Lathe leveling/parallelism using shop made levelers..

I don't necessarily disagree with anything you said. However, all lathes need to be checked and aligned from time to time and this will make that process quick and painless. I also have no intentions of ever moving it. I may do away with the wheels and/or make some brackets for levelers on the bench. The workbench has many things in it's favor such as the available storage right at the machine and the fact that it weighs 455lbs. empty. Those things put it far ahead of the sheet metal cabinets that these are typically mounted on in my opinion. The top is over an inch thick and made from many laminated strips of fingerjointed hardwood that are sealed. That should help to stabilize it even though I agree that it is likely to move at least some.

Agreed. And far better than it was. I was just sayin..........................Bob
 
I've written countless times on leveling machines, especially mills and lathes. The real point of leveling lathes is straightened bed and ways, by each foot bearing it's proportion of machine, tooling and part weight.
Sure, oil levels and coolant drainage like level, but the ways can be straight even inclined in both planes. However, adjusting and maintaining that is ridiculous, whereas ease measuring level is the same no matter who is doing it. One truth to leveling, unless foundation is perfect, the machine will settle over time, requiring a re-check.

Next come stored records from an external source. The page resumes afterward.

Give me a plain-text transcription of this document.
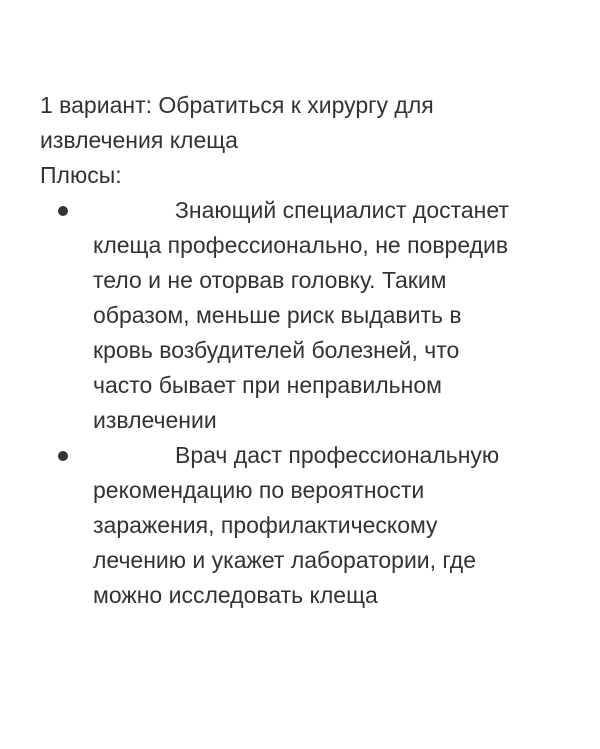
1 вариант: Обратиться к хирургу для
извлечения клеща
Плюсы:
Знающий специалист достанет
клеща профессионально, не повредив
тело и не оторвав головку. Таким
образом, меньше риск выдавить в
кровь возбудителей болезней, что
часто бывает при неправильном
извлечении
Врач даст профессиональную
рекомендацию по вероятности
заражения, профилактическому
лечению и укажет лаборатории, где
можно исследовать клеща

Generally, lathes though have greater variety of footprint contours than most machine types. Stands to reason, possible corrections also vary widely.
Your adjustment pads are a very reasonable solution. To address concerns mentioned of the thin cast feet, I'd make one change quickly.
a] No matter how flat wood top looks, it isn't. The pads correct that distributing load like a big washer, and adjust bed into one common plane.
b] As the plate contacting the feet is (IMNSHO) on the thin side, and feet are not face-milled, their contact is minimal. Inner side of bolting slot not machined either.....
My recommendation is one or two layers of simple hobby felt; cut to size, between them. A few times, have 'glued' them, sandwiched between foot and plate with boat trailer bearing grease......no rust or dissimilar material issues, won't wash out, compresses once and that's it. Many forms of rubber are degraded by coolants, and lubricants. Cork? No. Regular cardboard? No.